Aimer lire, parler, s'amuser, c'était échanger des heures d'ennui contre des heures savoureuses. C'était grâce à l'ennui que j'avais décidé d'ouvrir ce salon, sis en mon hôtel particulier, dans l’un des endroits les plus prestigieux du quartier des Marais. En particulier, pour redonner de l'élan aux distractions oubliées par le temps. Paris, la France avaient besoin de se divertir, de rire, de s’enorgueillir, de souffler, de respirer! J'avais l'impression que le monde se morfondait dans des habitudes plan-plan et mornes et que malgré les efforts, l'ennui accaparait les gens. Nobles et roturiers y seraient conviés, pourvu qu’ils fassent preuve d’originalité. La manière de parler par exemple. Périphraser au lieu de termes innés et réalistes, donnant ainsi au poids des mots plus de légèreté. Et la littérature, impossible de l’évincer. Du moins les lire et en délibérer. Tout comme l’écriture, la poésie, où chacun ajusterait son style, réunis pourquoi pas dans un recueil. Du théâtre, de la musique, des bals masqués, des jeux de société...sortir un temps soit peu du quotidien.
L’on entrait dans l’hôtel par deux larges portes sculptées et arquées, dont deux lions ciselés dans le chêne, fixaient les heurtoirs, après avoir gravi des marches de pierres. Le large hall comprenait en son centre un grand escalier de granit, muni de deux rampes en fer forgé, deux salons parquetés le cernaient, agrémentés de boiseries et ornés de cheminées. Un fumoir pour ces Messieurs suivait celui de droite, tandis qu’un bureau jouxtait celui de gauche. A l’ouest une grande salle à manger ornée d’une monumentale cheminée. Dans une autre aile, une bibliothèque, offrant de quoi s’évader. Tout à droite, l’office où l’on pénétrait par un escalier de service, descendant vers les cuisines, une cave à vin sous partie composait la moitié du rez-de-chaussée. Au premier étage, dix chambres, dont huit comprenaient une salle d’eau, entremêlés de sept boudoirs. Sans parler du dernier étage réservé au personnel et lingerie et du parc arboré et fleuri au printemps et été.

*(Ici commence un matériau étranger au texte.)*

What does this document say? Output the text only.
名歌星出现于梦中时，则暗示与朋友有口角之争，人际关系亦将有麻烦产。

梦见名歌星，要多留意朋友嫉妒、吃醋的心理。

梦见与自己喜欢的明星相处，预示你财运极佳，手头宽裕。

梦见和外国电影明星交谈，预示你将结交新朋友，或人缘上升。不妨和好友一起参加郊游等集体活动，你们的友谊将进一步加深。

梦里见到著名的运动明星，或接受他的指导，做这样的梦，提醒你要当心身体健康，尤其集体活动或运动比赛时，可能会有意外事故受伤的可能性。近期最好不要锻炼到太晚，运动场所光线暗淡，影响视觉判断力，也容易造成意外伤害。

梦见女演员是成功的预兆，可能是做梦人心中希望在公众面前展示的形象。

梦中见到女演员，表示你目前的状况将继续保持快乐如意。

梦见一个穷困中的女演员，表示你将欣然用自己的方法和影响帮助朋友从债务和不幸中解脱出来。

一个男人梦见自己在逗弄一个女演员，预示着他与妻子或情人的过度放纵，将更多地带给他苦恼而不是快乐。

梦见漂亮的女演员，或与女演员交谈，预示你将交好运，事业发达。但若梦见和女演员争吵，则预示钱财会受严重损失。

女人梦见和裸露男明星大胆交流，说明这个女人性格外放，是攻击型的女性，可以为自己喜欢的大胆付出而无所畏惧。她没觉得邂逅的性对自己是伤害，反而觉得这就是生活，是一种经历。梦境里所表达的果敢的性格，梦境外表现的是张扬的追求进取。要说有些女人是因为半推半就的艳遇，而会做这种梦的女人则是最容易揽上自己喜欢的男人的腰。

J’étais dans mon bureau à imaginer certains divertissements, et à espérer quelques intervenants. J’étais à la fois anxieuse et enjouée. Mais nous étions au Grand Siècle, pour ne pas dire XVIIè. Et la tendance était à la préciosité. Pourquoi ne pas en user. Pour l’heure, je m’amusais à détourner les mots, les périphraser et les notais. Je pris une tasse de tisane, que l’on m’avait apporté, et les yeux rivés vers le parc, je laissais mon esprit vagabonder. La déesse des ombres enveloppait la ville de son aura. Nul flambeau du silence, nulles grâces célestes visibles dans la voûte. L’hiver laissant derrière lui des lambeaux de brume épaisse, éclipsant le scintillement. Je souriais. Ce cas de figure était un hymne à la poésie, dont je me promettais un jour de coucher sur papier. Puis de rêveuse, je redevins bergère, rejoignant mes moutons. Il n’était finalement pas difficile de détourner les mots. Il suffisait d’un peu d’imagination poétique et l’on pouvait redonner un sens plus élogieux à la vie, sans pour autant tomber dans la ringardise, ni l’abus de romantisme. La pendule venait de sonner la onzième heure de la soirée. Cela tombait bien, car j’étais éreintée. Dans un soupir, je délaissais ma plume et mes idées, puis je disparaissais vers l’empire de Morphée.